Deep insight into the key role of carbon black self-networking in the formation of co-continuous-like morphology in polylactide/poly(ether)urethane blends

Abstract Polymer blending has been intensively investigated in recent decades because it is a simple way to achieve high-performance polymeric materials. It has been demonstrated that the properties of polymer blends are largely determined by its phase morphology. Recently, a change of sea-island morphology to a unique co-continuous-like structure was observed by adding a small amount of filler particles with self-networking capability in polymer blends. The formation of co-continuous-like structure can impart polymer blends with a good stiffness-toughness balance. However, the underlying mechanism for the formation and evolution of this structure is still not clear. In this work, three types of carbon black (CB) with different self-networking capabilities was used to tailor the phase morphology of polylactide (PLA)/poly(ether)urethane (PU) blend with fixed ratio (85/15 wt/wt). It was found that adding CB with high self-networking capability could lead to an easier formation of co-continuous-like structure compared with those with low self-networking capability, as confirmed by SEM observations. The CB induced co-continuous-like structure was further investigated by rheology time sweep tests.

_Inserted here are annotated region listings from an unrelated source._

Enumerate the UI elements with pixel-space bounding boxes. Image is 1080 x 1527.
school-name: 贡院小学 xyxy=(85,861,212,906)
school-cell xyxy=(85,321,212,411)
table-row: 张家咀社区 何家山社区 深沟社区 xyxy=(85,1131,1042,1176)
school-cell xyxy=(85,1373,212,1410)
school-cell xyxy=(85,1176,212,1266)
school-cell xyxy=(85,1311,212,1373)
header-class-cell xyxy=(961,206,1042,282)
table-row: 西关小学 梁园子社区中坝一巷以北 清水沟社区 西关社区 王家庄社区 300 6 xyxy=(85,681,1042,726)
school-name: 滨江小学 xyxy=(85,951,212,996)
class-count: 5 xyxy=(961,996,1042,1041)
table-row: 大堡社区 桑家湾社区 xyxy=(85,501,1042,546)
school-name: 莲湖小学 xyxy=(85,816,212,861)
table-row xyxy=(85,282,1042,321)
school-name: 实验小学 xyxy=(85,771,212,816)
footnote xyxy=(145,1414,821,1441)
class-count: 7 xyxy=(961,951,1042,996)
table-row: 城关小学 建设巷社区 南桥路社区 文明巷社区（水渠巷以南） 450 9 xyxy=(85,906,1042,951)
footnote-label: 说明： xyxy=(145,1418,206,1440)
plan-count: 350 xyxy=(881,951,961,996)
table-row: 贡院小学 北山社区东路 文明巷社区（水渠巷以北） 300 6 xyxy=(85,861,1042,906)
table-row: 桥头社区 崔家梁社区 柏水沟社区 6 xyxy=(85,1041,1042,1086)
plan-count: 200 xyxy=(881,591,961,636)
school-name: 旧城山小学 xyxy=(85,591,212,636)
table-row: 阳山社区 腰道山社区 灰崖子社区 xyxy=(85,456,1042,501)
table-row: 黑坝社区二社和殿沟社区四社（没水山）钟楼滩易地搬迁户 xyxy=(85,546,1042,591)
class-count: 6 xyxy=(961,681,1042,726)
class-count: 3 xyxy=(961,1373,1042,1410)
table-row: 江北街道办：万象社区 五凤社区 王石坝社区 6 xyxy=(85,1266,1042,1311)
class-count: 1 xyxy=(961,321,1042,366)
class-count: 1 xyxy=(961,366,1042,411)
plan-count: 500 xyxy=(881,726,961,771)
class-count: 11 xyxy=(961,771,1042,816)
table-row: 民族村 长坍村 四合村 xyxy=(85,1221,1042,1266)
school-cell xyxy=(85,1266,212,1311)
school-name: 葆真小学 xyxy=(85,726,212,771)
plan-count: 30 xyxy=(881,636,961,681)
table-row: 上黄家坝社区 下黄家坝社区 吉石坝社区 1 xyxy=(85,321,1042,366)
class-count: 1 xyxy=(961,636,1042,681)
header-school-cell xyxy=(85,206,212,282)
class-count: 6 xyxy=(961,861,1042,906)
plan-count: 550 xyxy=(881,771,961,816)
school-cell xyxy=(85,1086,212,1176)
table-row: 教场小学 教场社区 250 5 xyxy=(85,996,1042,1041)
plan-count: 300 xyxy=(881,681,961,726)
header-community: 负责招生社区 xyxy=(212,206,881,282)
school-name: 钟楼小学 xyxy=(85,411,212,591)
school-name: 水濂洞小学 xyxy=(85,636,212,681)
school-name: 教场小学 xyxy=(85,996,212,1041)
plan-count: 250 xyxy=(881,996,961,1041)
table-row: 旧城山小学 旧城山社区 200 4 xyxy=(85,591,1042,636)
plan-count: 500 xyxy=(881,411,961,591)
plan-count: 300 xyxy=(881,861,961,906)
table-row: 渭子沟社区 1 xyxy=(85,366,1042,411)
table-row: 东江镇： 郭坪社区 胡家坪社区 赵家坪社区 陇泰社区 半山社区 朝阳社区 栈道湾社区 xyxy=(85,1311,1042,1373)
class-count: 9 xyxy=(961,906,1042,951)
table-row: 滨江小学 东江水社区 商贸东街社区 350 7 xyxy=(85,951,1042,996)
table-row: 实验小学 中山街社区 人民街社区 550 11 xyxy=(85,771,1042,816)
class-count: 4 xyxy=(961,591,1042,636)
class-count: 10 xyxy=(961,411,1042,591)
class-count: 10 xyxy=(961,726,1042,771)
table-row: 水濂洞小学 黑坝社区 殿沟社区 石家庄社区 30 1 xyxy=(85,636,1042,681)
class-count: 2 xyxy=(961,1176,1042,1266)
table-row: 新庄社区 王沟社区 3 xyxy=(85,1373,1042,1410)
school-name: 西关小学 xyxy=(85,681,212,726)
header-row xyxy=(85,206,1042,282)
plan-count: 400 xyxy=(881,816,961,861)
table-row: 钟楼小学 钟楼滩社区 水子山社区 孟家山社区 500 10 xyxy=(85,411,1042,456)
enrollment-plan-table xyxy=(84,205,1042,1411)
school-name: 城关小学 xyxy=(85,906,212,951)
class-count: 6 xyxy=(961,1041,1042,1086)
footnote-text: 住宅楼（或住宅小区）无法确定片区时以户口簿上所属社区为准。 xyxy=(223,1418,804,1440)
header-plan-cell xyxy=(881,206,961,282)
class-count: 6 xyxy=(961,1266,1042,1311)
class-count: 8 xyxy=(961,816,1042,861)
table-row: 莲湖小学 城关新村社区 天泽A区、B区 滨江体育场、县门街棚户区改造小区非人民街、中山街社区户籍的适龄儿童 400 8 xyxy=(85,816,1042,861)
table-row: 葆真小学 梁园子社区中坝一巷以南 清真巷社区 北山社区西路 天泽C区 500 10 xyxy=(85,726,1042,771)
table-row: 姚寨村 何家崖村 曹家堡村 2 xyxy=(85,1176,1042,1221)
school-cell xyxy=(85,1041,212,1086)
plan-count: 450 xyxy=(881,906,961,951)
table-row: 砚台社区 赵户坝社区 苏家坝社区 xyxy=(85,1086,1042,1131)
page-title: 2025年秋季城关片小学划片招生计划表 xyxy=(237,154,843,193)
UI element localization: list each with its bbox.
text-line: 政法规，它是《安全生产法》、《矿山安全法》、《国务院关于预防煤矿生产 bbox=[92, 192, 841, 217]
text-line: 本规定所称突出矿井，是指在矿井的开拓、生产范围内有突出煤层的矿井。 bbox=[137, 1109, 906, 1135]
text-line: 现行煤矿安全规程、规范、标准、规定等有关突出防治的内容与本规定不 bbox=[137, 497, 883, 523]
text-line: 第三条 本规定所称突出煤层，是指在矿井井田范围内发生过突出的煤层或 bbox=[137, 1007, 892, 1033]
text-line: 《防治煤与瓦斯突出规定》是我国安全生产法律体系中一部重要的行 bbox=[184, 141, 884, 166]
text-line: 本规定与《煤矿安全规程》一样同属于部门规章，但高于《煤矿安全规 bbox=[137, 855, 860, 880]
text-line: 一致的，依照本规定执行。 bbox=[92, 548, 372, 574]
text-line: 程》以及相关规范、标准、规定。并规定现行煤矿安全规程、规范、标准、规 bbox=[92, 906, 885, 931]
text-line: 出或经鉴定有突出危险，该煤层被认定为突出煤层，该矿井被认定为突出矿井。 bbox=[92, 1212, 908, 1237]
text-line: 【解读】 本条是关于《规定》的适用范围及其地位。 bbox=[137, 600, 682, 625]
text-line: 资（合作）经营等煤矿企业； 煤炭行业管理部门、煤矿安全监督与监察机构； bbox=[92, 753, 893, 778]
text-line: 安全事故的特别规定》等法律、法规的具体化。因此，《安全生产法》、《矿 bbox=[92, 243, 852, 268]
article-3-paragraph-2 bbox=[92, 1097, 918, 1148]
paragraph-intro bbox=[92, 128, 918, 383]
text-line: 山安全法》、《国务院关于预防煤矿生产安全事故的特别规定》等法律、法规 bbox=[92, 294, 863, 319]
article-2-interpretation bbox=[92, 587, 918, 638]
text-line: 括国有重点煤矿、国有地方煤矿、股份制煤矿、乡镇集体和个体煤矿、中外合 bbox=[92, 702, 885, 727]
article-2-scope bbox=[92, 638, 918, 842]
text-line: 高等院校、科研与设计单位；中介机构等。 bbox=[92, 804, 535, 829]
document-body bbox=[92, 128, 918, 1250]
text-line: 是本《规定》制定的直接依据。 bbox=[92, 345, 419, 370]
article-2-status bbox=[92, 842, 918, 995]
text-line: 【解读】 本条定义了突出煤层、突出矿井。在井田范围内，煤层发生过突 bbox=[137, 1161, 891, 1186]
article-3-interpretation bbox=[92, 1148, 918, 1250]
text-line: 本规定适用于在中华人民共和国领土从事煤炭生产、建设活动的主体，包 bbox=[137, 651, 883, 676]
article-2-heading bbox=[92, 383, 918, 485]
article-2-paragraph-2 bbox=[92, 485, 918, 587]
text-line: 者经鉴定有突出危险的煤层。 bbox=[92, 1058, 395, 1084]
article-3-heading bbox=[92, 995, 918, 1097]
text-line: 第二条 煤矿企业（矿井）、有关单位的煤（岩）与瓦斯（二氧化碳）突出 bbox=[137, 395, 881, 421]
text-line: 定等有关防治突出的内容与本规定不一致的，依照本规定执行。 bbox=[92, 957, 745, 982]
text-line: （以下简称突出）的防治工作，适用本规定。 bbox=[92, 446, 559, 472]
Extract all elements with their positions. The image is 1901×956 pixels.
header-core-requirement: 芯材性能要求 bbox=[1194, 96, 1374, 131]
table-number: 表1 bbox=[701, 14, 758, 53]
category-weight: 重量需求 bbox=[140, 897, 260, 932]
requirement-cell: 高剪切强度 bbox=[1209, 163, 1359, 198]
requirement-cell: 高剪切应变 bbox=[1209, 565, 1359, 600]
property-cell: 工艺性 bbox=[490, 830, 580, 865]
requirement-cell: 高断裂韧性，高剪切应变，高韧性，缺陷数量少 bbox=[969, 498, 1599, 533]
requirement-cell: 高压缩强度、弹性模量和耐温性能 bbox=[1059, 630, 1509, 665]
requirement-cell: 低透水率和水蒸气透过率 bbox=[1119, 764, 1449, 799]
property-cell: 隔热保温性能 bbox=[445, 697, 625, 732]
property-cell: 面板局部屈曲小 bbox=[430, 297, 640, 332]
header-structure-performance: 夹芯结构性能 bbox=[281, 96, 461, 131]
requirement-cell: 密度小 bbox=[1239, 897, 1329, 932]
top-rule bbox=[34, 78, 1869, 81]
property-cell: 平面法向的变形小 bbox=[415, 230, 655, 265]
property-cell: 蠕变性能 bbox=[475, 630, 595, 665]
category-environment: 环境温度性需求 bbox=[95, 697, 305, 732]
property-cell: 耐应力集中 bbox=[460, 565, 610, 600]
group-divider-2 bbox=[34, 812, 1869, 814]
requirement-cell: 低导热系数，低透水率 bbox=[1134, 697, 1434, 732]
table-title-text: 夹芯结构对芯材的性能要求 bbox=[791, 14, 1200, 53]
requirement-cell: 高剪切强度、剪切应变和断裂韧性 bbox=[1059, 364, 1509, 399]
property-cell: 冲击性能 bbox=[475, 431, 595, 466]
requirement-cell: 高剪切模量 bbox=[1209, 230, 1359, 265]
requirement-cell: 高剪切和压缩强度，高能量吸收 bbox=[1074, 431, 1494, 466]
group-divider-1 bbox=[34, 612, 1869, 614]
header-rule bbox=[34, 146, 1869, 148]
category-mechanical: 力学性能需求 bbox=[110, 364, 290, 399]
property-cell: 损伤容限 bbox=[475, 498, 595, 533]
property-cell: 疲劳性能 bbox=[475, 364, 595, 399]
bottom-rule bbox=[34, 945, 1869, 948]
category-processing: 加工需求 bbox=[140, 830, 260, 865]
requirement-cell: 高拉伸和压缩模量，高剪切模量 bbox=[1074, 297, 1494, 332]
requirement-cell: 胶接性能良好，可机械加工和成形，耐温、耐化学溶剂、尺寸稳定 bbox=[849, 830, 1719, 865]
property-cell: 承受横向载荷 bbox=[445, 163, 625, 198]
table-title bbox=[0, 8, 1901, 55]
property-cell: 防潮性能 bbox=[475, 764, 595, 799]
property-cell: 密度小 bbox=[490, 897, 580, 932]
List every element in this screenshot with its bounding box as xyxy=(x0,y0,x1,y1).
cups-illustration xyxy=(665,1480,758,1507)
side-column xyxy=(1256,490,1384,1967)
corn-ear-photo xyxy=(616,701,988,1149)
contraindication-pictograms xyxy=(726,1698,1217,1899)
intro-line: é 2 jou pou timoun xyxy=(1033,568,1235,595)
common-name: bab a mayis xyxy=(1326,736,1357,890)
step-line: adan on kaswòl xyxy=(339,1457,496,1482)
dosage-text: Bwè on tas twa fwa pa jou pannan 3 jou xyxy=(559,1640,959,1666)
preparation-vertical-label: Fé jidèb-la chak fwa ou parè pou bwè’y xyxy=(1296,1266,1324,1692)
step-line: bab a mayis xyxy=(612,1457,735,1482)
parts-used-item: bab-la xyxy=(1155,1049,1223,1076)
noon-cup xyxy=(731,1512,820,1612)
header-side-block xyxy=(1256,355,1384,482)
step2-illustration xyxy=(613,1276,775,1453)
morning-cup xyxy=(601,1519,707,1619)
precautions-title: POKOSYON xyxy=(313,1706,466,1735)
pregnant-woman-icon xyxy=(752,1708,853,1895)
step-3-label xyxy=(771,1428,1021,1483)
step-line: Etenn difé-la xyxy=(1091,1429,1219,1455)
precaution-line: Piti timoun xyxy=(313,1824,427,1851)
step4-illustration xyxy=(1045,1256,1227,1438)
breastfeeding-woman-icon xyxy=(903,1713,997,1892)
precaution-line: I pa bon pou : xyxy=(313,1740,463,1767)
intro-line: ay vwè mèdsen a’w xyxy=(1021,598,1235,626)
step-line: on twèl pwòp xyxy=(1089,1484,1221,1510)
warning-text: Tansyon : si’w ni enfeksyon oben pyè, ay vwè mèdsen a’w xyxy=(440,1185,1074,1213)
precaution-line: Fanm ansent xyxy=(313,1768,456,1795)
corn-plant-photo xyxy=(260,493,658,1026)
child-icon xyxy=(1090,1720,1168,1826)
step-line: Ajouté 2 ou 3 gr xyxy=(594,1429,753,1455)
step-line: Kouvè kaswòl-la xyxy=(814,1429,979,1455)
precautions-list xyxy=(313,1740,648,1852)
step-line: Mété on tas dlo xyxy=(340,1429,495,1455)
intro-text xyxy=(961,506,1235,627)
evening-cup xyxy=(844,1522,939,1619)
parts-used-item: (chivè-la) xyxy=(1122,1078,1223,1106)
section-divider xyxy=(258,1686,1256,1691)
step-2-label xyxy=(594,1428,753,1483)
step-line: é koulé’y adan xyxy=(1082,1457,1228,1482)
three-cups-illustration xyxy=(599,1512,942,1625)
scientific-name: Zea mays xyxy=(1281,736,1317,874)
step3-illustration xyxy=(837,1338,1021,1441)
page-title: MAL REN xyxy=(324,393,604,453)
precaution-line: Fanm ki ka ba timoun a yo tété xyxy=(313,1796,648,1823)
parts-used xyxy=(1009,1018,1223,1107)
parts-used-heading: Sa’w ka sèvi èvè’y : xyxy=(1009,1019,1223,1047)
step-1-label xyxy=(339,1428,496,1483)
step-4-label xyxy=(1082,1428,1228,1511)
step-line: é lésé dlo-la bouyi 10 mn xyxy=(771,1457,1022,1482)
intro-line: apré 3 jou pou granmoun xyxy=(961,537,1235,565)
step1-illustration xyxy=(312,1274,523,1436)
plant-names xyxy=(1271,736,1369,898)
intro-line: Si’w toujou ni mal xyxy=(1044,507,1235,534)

It was found that the formation process and stability of co-continuous-like structure is not only dependent on CB content and CB self-networking capability, but also on sweep temperature and frequency. This work gives a deep insight into the key role of the self-networking capability of fillers in controlling the phase morphology of immiscible polymer blends which can provide guidance for preparing high-performance polymeric materials.